SC upholds tenets on speaker's conduct in the Karnataka MLAs verdict

Quasi-judicial decisions of speaker can be taken to court

karnataka-speaker-bhanu Karnataka Speaker K.R. Ramesh Kumar | Bhanu Prakash Chandra

The three-judge bench which decided the Karnataka MLAs disqualification case has upheld certain basic tenets regarding the conduct of business by the speaker in the house while deciding on disqualification.

The first and foremost is the basic understanding that the speaker is performing a quasi-judicial function while deciding on a question of disqualification of a member. Since it is a quasi-judicial function (and not entirely legislative), the decision can be questioned in court. The inference is also that, had it been a purely legislative function, the decision could not have been brought to the court.

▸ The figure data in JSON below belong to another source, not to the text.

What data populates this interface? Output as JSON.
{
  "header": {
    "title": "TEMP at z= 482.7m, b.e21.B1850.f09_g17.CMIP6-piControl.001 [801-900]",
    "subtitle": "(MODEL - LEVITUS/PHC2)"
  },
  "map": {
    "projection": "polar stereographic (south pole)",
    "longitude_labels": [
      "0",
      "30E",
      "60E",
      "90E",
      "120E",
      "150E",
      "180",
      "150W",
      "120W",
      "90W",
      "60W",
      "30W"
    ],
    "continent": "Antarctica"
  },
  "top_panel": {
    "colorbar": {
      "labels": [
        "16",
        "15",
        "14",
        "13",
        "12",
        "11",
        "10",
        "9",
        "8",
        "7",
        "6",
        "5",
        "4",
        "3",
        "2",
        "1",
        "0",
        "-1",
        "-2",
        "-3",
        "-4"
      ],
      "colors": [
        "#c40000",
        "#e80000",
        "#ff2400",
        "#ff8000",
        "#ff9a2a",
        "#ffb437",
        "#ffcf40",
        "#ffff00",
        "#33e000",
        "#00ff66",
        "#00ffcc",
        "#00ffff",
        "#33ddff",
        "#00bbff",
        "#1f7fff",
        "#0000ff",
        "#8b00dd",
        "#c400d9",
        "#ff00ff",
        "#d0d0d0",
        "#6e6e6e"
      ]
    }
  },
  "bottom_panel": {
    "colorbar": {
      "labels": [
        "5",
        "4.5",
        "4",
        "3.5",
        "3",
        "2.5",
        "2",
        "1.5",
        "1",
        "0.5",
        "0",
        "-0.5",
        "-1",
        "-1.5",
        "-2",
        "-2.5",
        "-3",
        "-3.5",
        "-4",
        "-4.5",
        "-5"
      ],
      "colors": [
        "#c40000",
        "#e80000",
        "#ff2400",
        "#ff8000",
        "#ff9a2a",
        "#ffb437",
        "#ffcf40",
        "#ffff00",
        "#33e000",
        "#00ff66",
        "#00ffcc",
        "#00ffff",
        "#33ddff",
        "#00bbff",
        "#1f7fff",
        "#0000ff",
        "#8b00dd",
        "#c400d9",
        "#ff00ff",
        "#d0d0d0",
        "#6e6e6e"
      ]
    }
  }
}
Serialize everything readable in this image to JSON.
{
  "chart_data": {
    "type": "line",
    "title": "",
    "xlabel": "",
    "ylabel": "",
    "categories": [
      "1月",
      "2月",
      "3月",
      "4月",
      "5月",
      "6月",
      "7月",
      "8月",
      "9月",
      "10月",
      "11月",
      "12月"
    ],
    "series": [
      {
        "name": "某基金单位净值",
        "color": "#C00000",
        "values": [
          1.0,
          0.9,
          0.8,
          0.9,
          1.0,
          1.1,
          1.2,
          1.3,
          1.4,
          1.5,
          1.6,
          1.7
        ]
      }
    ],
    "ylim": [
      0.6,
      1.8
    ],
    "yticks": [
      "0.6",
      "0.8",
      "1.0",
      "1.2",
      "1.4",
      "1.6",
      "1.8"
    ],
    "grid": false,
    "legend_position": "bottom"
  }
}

Here the court has drawn from the earlier Constitution Bench judgment in the Kihoto Hollohan case, in which it was made clear that the order of the speaker can be subject to judicial review on the grounds of mala fide, perversity, violation of the constitutional mandate and order passed in violation of natural justice.

Here, the court has also suggested that in the ordinary course, the matter should be first taken to the High Court rather than rush to the Supreme Court.

When a member tenders his resignation, the speaker can examine only whether the resignation was voluntary or under coercion. Once it is demonstrated that the resignation is voluntary, the speaker is duty-bound to accept it. But the speaker cannot examine whether there were any other extraneous factors that had led to or compelled the resignation.

Though resignation of a member and disqualification of a member under anti-defection law result in the seat falling vacant, the consequences of the vacancy won't be the same.

Can a member, anticipating disqualification, tender his resignation and then contest? The court has answered this point. If an action that would have attracted disqualification had been performed by the member prior to his resignation, he would be treated as having been disqualified and removed. In other words, a member cannot resign anticipating his disqualification and claim immunity from disqualification and its consequences. “Disqualification relates back to the date when the act of defection takes place,” explains the court. “Factum and taint of disqualification does not vaporise by tendering a resignation letter to the speaker. A pending or impending disqualification action does not become infructuous by submission of the resignation letter, when act(s) of disqualification have arisen prior to the member’s resignation letter.

Before disqualifying a member, the speaker should give him sufficient opportunity to be heard; he should follow the time limit prescribed in the Rules of the Legislature.

The speaker cannot disqualify a member and prohibit him from getting re-elected to the same house. In other words, a disqualified member may contest again and enter the house; and he can even be made a minister, if he comes in re-elected.